A new study on the use of PSA-based prostate cancer screening in the United States has found that many elderly men may be undergoing unnecessary prostate cancer screenings. At the same time, a significant percentage in their fifties are not being screened.

A new study on the use of PSA-based prostate cancer screening in the United States has found that many elderly men may be undergoing unnecessary prostate cancer screenings. At the same time, a significant percentage in their fifties are not being screened.

Using data from surveys conducted in 2000 and 2005, University of Chicago researchers report that nearly half of men in their seventies underwent PSA screening in the past year-almost double the screening rate of men in their early fifties. Further, men age 85 years and older were screened just as often as men in their early fifties.

"Our findings show a high rate of elderly and sometimes ill men being inappropriately screened for prostate cancer," said senior author Scott Eggener, MD. "We’re concerned these screenings may prompt cancer treatment among elderly men who ultimately have a very low likelihood of benefiting the patient and paradoxically can cause more harm than good. We were also surprised to find that nearly three-quarters of men in their fifties were not screened within the past year."

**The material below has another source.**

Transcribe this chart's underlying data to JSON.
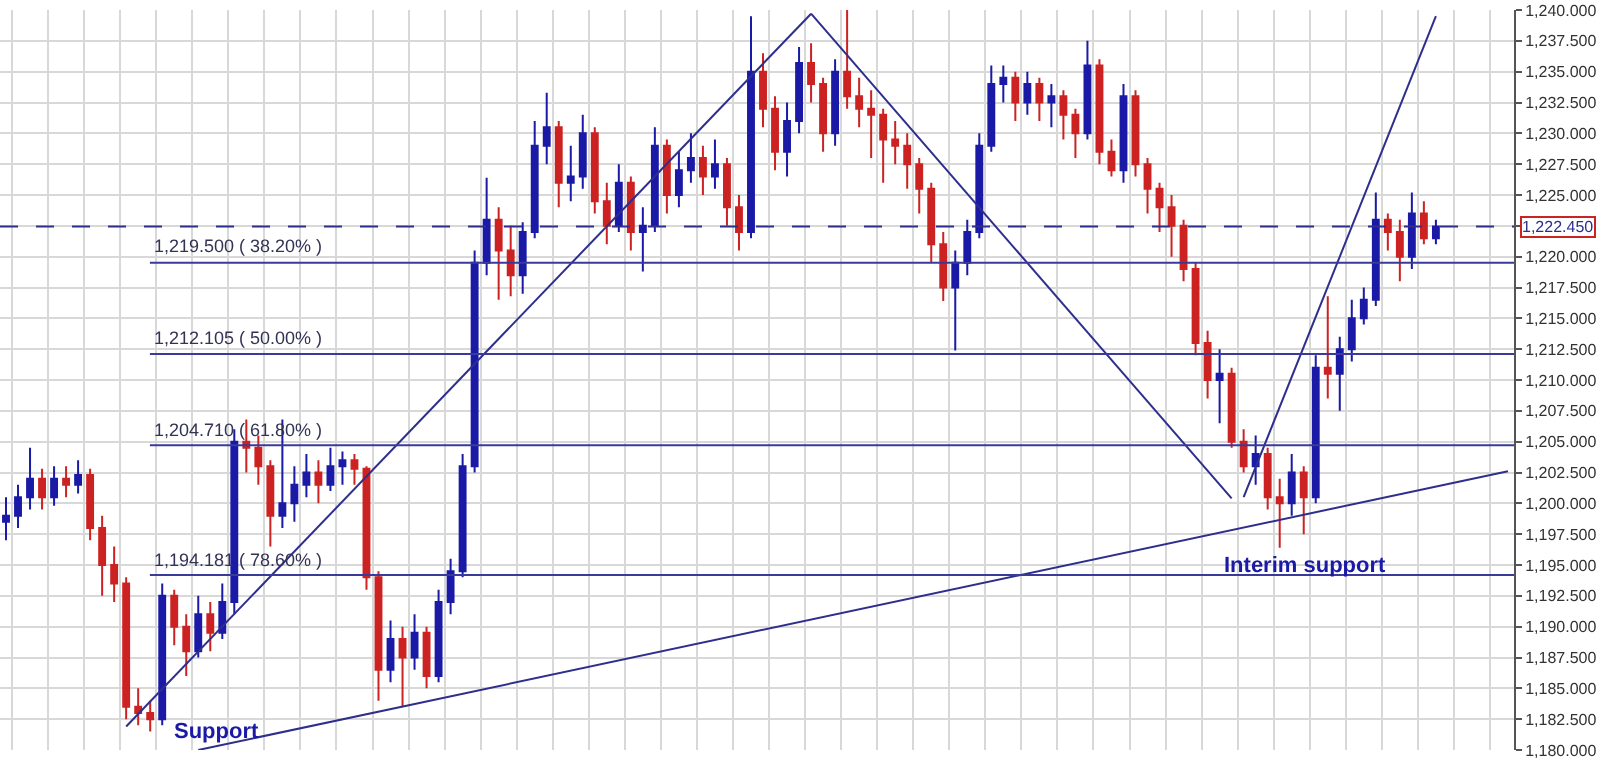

For the study, which was published online in the Journal of Clinical Oncology (March 28, 2011), Dr. Eggener and colleagues examined results from health surveys of randomly selected households conducted in 2000 and 2005 as part of the National Health Interview Survey. In addition to reviewing survey data, the team calculated the estimated 5-year life expectancy of each man over 40 years of age who had received a PSA test.

In all, 2,623 men age 70 years and older were included in the analysis, while nearly 12,000 men between the ages of 40 and 69 served as controls.

The overall PSA screening rate within the past year for men age 40 years and older was 23.7% in 2000 and 26% in 2005. The PSA screening rate was lowest in the 40 to 44 age group (7.5%). Researchers found that the PSA screening rate was 24% in men ages 50 to 54 years, increasing with age until a peak of 45.5% in ages 70 to 74 years. Screening rates then declined with age, with 24.6% of men age 85 years or older reporting being screened.

The authors suggest that physicians should be more selective in recommending PSA testing for older men and consider more routinely screening younger, healthier men who are most likely to benefit from early prostate cancer diagnosis.